Buyers are extremely picky and feel no urgency to purchase a home because of the huge supply of unsold houses on the market and still relatively low mortgage rates, Bauer said.
The MetroList data are overstating the overall sale prices by about 1 percent, McGuire estimated. He said only about 10 percent to 15 percent of the homes he sells use concessions, but he said he knows that percentage is much higher for other brokers.
Frank Hernandez of Metro Brokers-Harvest Realty in Thornton said 80 percent to 85 percent of the homes he sells are with incentives. Typically, the incentives amount to 3 percent of the sales price, he said.
Many brokers, lenders and economists say that 100 percent financed deals are causing the number of foreclosures to rise.
That creates a vicious cycle in which market-rate sellers must lower the price of their homes to compete with the foreclosed homes on the market, Hernandez said.
"I think the market is getting worse," said Brian Bartlett with RE/MAX Southeast. "You’ve got all of this goofy financing going on."
He said he recently sold a home in Green Valley Ranch and that 40 similar homes were competing with his seller. The seller paid the down payment and closing costs, and the buyer received $300 at the closing.
The MetroList sale prices must be inflated, said Larry McGee of the Berkshire Group, but he said he has no idea by how much.
"If you pick any number, you’re just shooting from the hip," he said.
Some Realtors aren’t even listing the concessions with MetroList, he said, which makes it even tougher to arrive at an accurate number.
"What MetroList is best for is establishing a trend line of which way the market is heading," rather than a precise accounting of individual housing prices, McGee said. "If you’re an individual seller, what do you care what the average or median price is doing marketwide? You care whether you sold your house for a profit."

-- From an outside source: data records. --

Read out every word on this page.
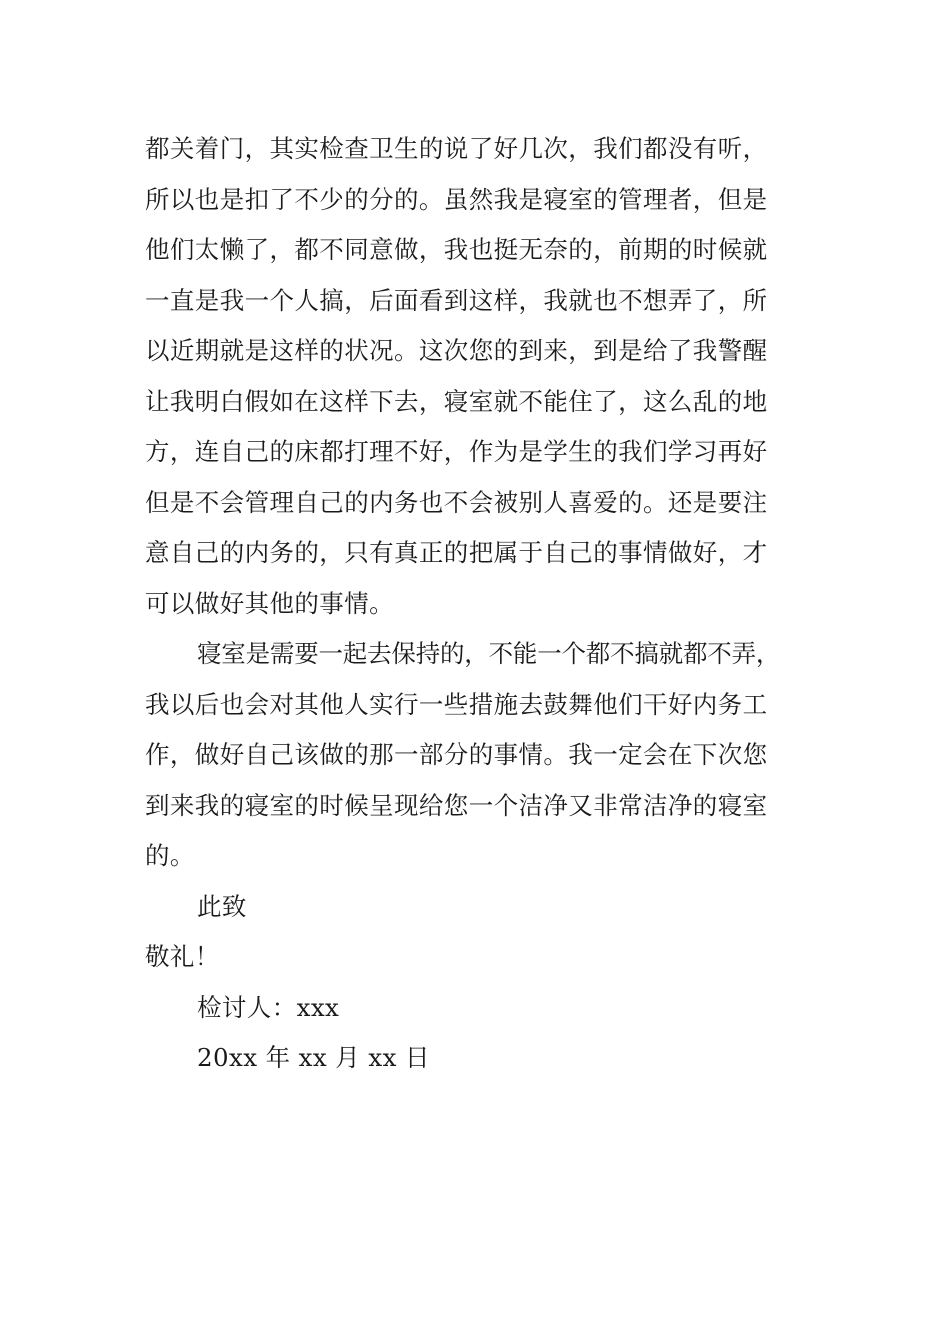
都关着门，其实检查卫生的说了好几次，我们都没有听，
所以也是扣了不少的分的。虽然我是寝室的管理者，但是
他们太懒了，都不同意做，我也挺无奈的，前期的时候就
一直是我一个人搞，后面看到这样，我就也不想弄了，所
以近期就是这样的状况。这次您的到来，到是给了我警醒
让我明白假如在这样下去，寝室就不能住了，这么乱的地
方，连自己的床都打理不好，作为是学生的我们学习再好
但是不会管理自己的内务也不会被别人喜爱的。还是要注
意自己的内务的，只有真正的把属于自己的事情做好，才
可以做好其他的事情。
寝室是需要一起去保持的，不能一个都不搞就都不弄，
我以后也会对其他人实行一些措施去鼓舞他们干好内务工
作，做好自己该做的那一部分的事情。我一定会在下次您
到来我的寝室的时候呈现给您一个洁净又非常洁净的寝室
的。
此致
敬礼！
检讨人：xxx
20xx 年 xx 月 xx 日
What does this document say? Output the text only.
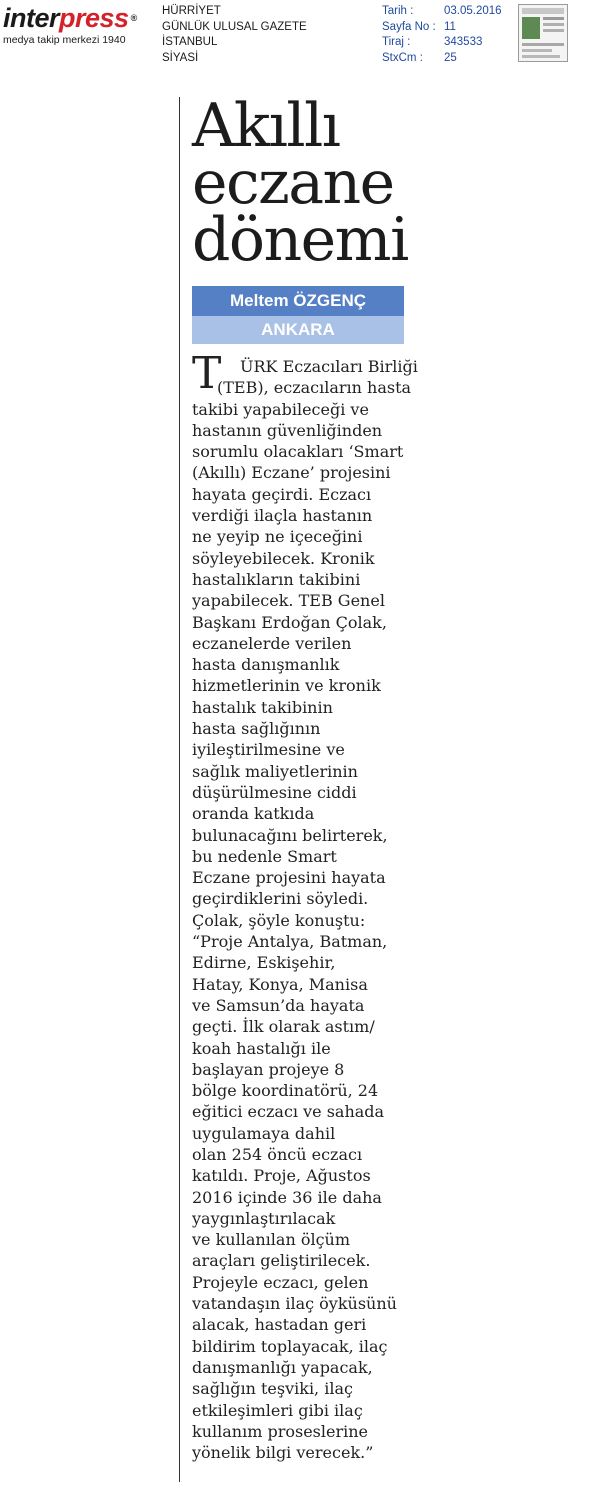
interpress ®
medya takip merkezi 1940
HÜRRİYET
GÜNLÜK ULUSAL GAZETE
İSTANBUL
SİYASİ
Tarih :	03.05.2016
Sayfa No : 11
Tiraj :	343533
StxCm :	25
Akıllı
eczane
dönemi
Meltem ÖZGENÇ
ANKARA
T ÜRK Eczacıları Birliği
(TEB), eczacıların hasta
takibi yapabileceği ve
hastanın güvenliğinden
sorumlu olacakları ‘Smart
(Akıllı) Eczane’ projesini
hayata geçirdi. Eczacı
verdiği ilaçla hastanın
ne yeyip ne içeceğini
söyleyebilecek. Kronik
hastalıkların takibini
yapabilecek. TEB Genel
Başkanı Erdoğan Çolak,
eczanelerde verilen
hasta danışmanlık
hizmetlerinin ve kronik
hastalık takibinin
hasta sağlığının
iyileştirilmesine ve
sağlık maliyetlerinin
düşürülmesine ciddi
oranda katkıda
bulunacağını belirterek,
bu nedenle Smart
Eczane projesini hayata
geçirdiklerini söyledi.
Çolak, şöyle konuştu:
“Proje Antalya, Batman,
Edirne, Eskişehir,
Hatay, Konya, Manisa
ve Samsun’da hayata
geçti. İlk olarak astım/
koah hastalığı ile
başlayan projeye 8
bölge koordinatörü, 24
eğitici eczacı ve sahada
uygulamaya dahil
olan 254 öncü eczacı
katıldı. Proje, Ağustos
2016 içinde 36 ile daha
yaygınlaştırılacak
ve kullanılan ölçüm
araçları geliştirilecek.
Projeyle eczacı, gelen
vatandaşın ilaç öyküsünü
alacak, hastadan geri
bildirim toplayacak, ilaç
danışmanlığı yapacak,
sağlığın teşviki, ilaç
etkileşimleri gibi ilaç
kullanım proseslerine
yönelik bilgi verecek.”
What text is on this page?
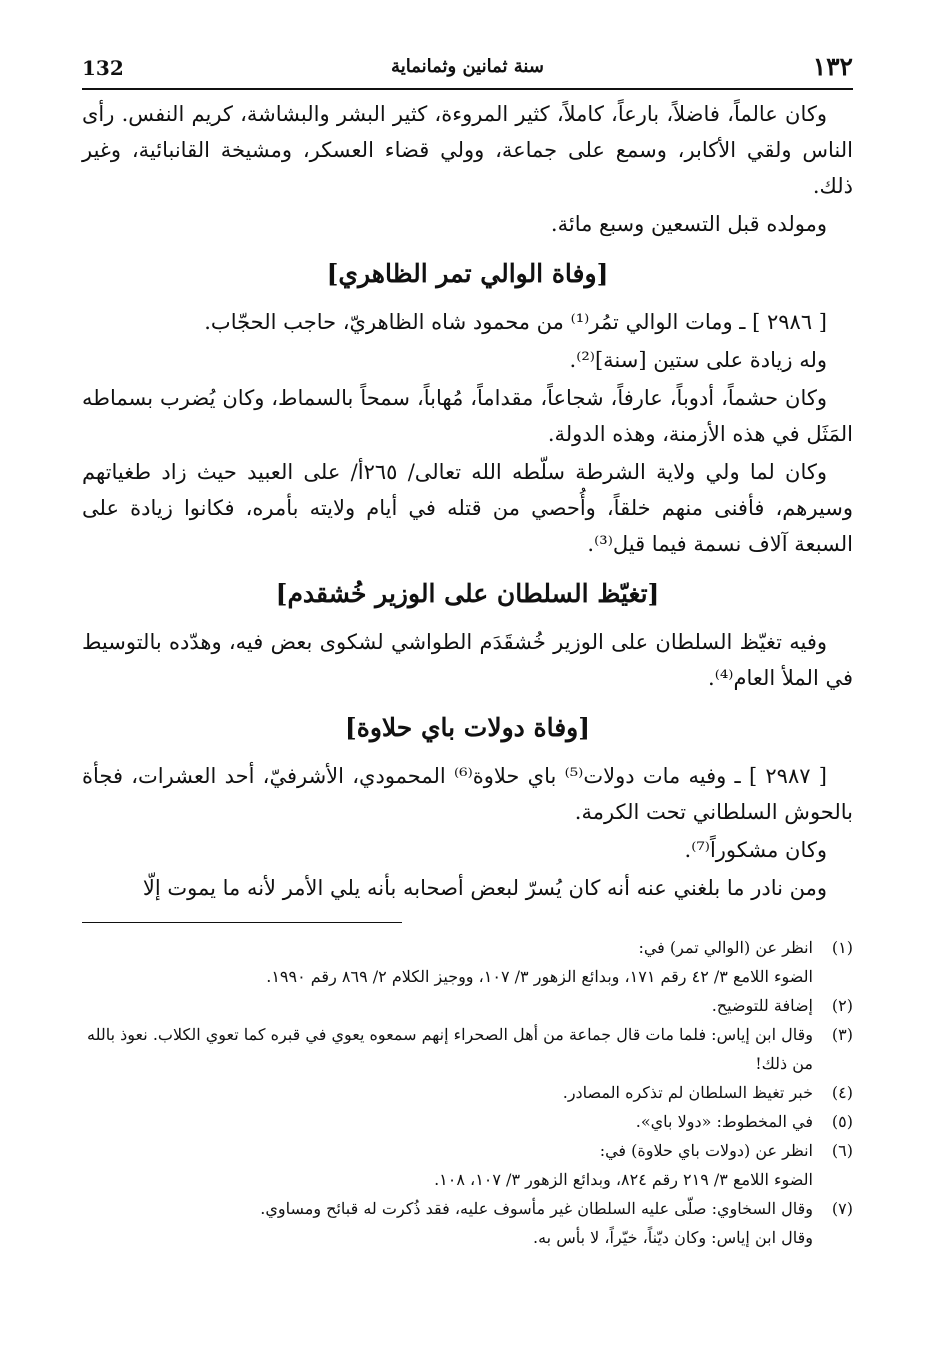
١٣٢
سنة ثمانين وثمانماية
132

وكان عالماً، فاضلاً، بارعاً، كاملاً، كثير المروءة، كثير البشر والبشاشة، كريم النفس. رأى الناس ولقي الأكابر، وسمع على جماعة، وولي قضاء العسكر، ومشيخة القانبائية، وغير ذلك.

ومولده قبل التسعين وسبع مائة.

[وفاة الوالي تمر الظاهري]

[ ٢٩٨٦ ] ـ ومات الوالي تمُر⁽¹⁾ من محمود شاه الظاهريّ، حاجب الحجّاب.

وله زيادة على ستين [سنة]⁽²⁾.

وكان حشماً، أدوباً، عارفاً، شجاعاً، مقداماً، مُهاباً، سمحاً بالسماط، وكان يُضرب بسماطه المَثَل في هذه الأزمنة، وهذه الدولة.

وكان لما ولي ولاية الشرطة سلّطه الله تعالى/ ٢٦٥أ/ على العبيد حيث زاد طغياتهم وسيرهم، فأفنى منهم خلقاً، وأُحصي من قتله في أيام ولايته بأمره، فكانوا زيادة على السبعة آلاف نسمة فيما قيل⁽³⁾.

[تغيّظ السلطان على الوزير خُشقدم]

وفيه تغيّظ السلطان على الوزير خُشقَدَم الطواشي لشكوى بعض فيه، وهدّده بالتوسيط في الملأ العام⁽⁴⁾.

[وفاة دولات باي حلاوة]

[ ٢٩٨٧ ] ـ وفيه مات دولات⁽⁵⁾ باي حلاوة⁽⁶⁾ المحمودي، الأشرفيّ، أحد العشرات، فجأة بالحوش السلطاني تحت الكرمة.

وكان مشكوراً⁽⁷⁾.

ومن نادر ما بلغني عنه أنه كان يُسرّ لبعض أصحابه بأنه يلي الأمر لأنه ما يموت إلّا

(١)
انظر عن (الوالي تمر) في:
الضوء اللامع ٣/ ٤٢ رقم ١٧١، وبدائع الزهور ٣/ ١٠٧، ووجيز الكلام ٢/ ٨٦٩ رقم ١٩٩٠.
(٢)
إضافة للتوضيح.
(٣)
وقال ابن إياس: فلما مات قال جماعة من أهل الصحراء إنهم سمعوه يعوي في قبره كما تعوي الكلاب. نعوذ بالله من ذلك!
(٤)
خبر تغيظ السلطان لم تذكره المصادر.
(٥)
في المخطوط: «دولا باي».
(٦)
انظر عن (دولات باي حلاوة) في:
الضوء اللامع ٣/ ٢١٩ رقم ٨٢٤، وبدائع الزهور ٣/ ١٠٧، ١٠٨.
(٧)
وقال السخاوي: صلّى عليه السلطان غير مأسوف عليه، فقد ذُكرت له قبائح ومساوي.
وقال ابن إياس: وكان ديّناً، خيّراً، لا بأس به.
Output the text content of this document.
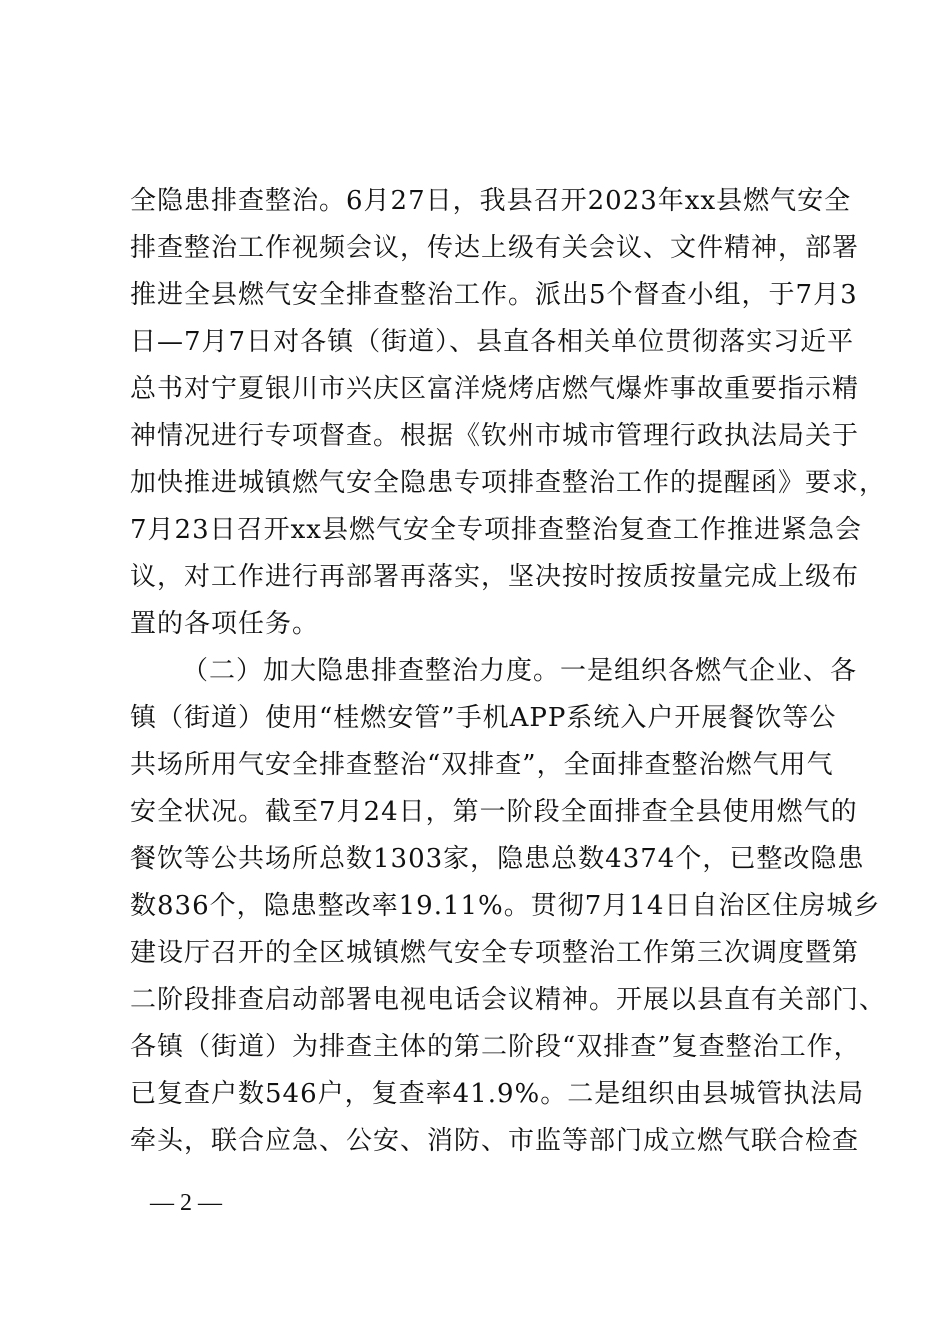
全隐患排查整治。6月27日，我县召开2023年xx县燃气安全
排查整治工作视频会议，传达上级有关会议、文件精神，部署
推进全县燃气安全排查整治工作。派出5个督查小组，于7月3
日—7月7日对各镇（街道）、县直各相关单位贯彻落实习近平
总书对宁夏银川市兴庆区富洋烧烤店燃气爆炸事故重要指示精
神情况进行专项督查。根据《钦州市城市管理行政执法局关于
加快推进城镇燃气安全隐患专项排查整治工作的提醒函》要求，
7月23日召开xx县燃气安全专项排查整治复查工作推进紧急会
议，对工作进行再部署再落实，坚决按时按质按量完成上级布
置的各项任务。
（二）加大隐患排查整治力度。一是组织各燃气企业、各
镇（街道）使用“桂燃安管”手机APP系统入户开展餐饮等公
共场所用气安全排查整治“双排查”，全面排查整治燃气用气
安全状况。截至7月24日，第一阶段全面排查全县使用燃气的
餐饮等公共场所总数1303家，隐患总数4374个，已整改隐患
数836个，隐患整改率19.11%。贯彻7月14日自治区住房城乡
建设厅召开的全区城镇燃气安全专项整治工作第三次调度暨第
二阶段排查启动部署电视电话会议精神。开展以县直有关部门、
各镇（街道）为排查主体的第二阶段“双排查”复查整治工作，
已复查户数546户，复查率41.9%。二是组织由县城管执法局
牵头，联合应急、公安、消防、市监等部门成立燃气联合检查
— 2 —
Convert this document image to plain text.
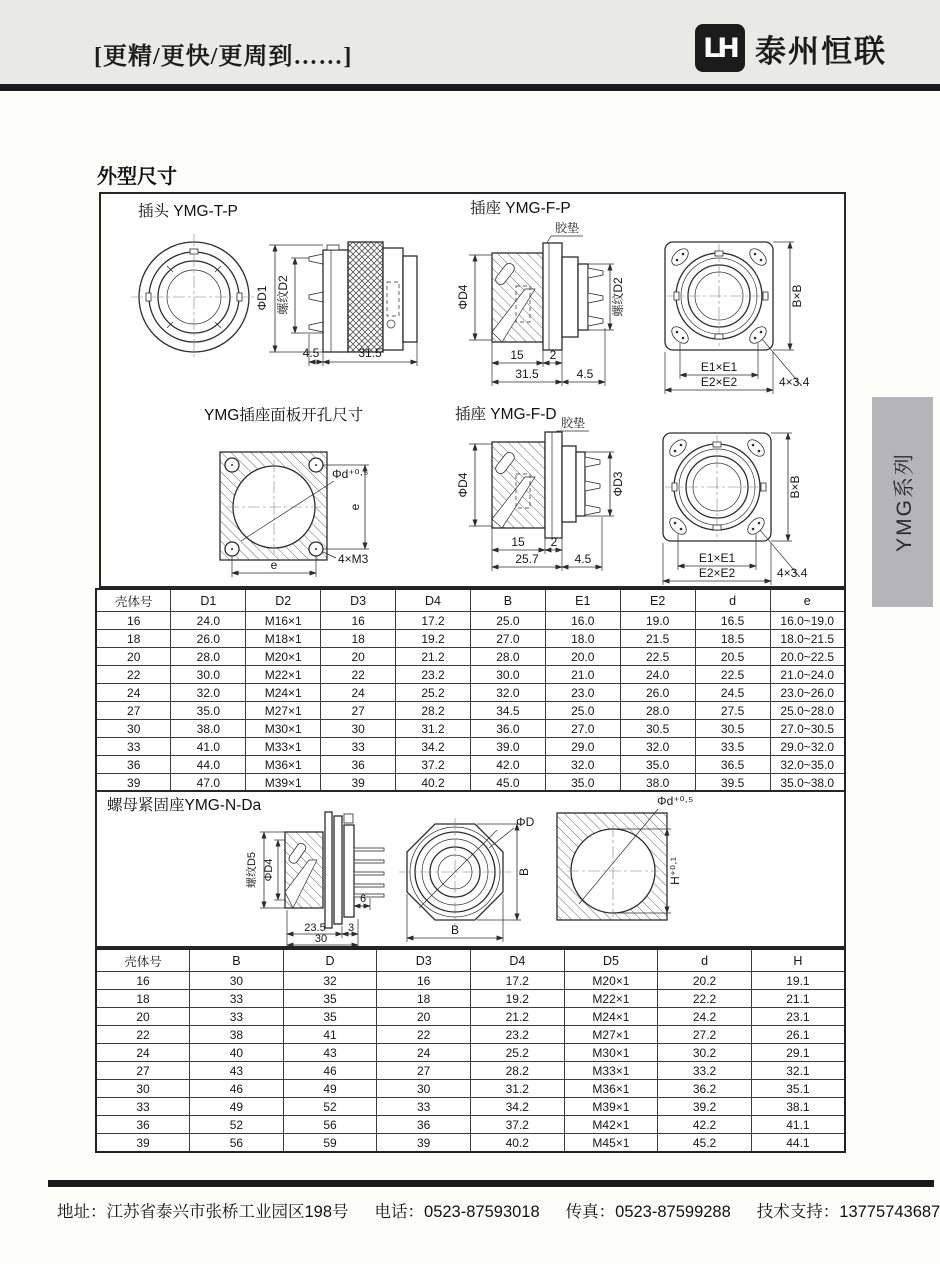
[更精/更快/更周到……]	LH 泰州恒联
YMG系列
外型尺寸
插头 YMG-T-P
ΦD1 螺纹D2
4.5	31.5
插座 YMG-F-P
胶垫
ΦD4	螺纹D2
15 2
31.5	4.5
B×B
E1×E1
E2×E2	4×3.4
YMG插座面板开孔尺寸
Φd⁺⁰·⁵
e
4×M3
e
插座 YMG-F-D 胶垫
ΦD4	ΦD3
15 2
25.7	4.5
B×B
E1×E1
E2×E2	4×3.4
壳体号	D1	D2	D3	D4	B	E1	E2	d	e
16	24.0	M16×1	16	17.2	25.0	16.0	19.0	16.5	16.0~19.0
18	26.0	M18×1	18	19.2	27.0	18.0	21.5	18.5	18.0~21.5
20	28.0	M20×1	20	21.2	28.0	20.0	22.5	20.5	20.0~22.5
22	30.0	M22×1	22	23.2	30.0	21.0	24.0	22.5	21.0~24.0
24	32.0	M24×1	24	25.2	32.0	23.0	26.0	24.5	23.0~26.0
27	35.0	M27×1	27	28.2	34.5	25.0	28.0	27.5	25.0~28.0
30	38.0	M30×1	30	31.2	36.0	27.0	30.5	30.5	27.0~30.5
33	41.0	M33×1	33	34.2	39.0	29.0	32.0	33.5	29.0~32.0
36	44.0	M36×1	36	37.2	42.0	32.0	35.0	36.5	32.0~35.0
39	47.0	M39×1	39	40.2	45.0	35.0	38.0	39.5	35.0~38.0
螺母紧固座YMG-N-Da
螺纹D5 ΦD4
6
23.5 3
30
ΦD
B
B
Φd⁺⁰·⁵
H⁺⁰·¹
壳体号	B	D	D3	D4	D5	d	H
16	30	32	16	17.2	M20×1	20.2	19.1
18	33	35	18	19.2	M22×1	22.2	21.1
20	33	35	20	21.2	M24×1	24.2	23.1
22	38	41	22	23.2	M27×1	27.2	26.1
24	40	43	24	25.2	M30×1	30.2	29.1
27	43	46	27	28.2	M33×1	33.2	32.1
30	46	49	30	31.2	M36×1	36.2	35.1
33	49	52	33	34.2	M39×1	39.2	38.1
36	52	56	36	37.2	M42×1	42.2	41.1
39	56	59	39	40.2	M45×1	45.2	44.1
地址：江苏省泰兴市张桥工业园区198号 电话：0523-87593018 传真：0523-87599288 技术支持：13775743687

Rising gasoline prices and interest rates also could hurt the housing market, said Rob Horton of Metro Brokers Absolute Realty Services. But neighborhoods close to where people work can benefit, Horton said, because more people are telling him they want shorter commutes because of rising gas prices.
Even a person at MetroList, a Realtor-owned group that releases home sales statistics on the last full week of each month, said the allegations may be worth investigating. The woman, who asked not to be identified, said Realtors are required to fill out a sales concession field when recording the sale in the MetroList computer database. But the concessions are not subtracted when calculating the overall sales price, she said.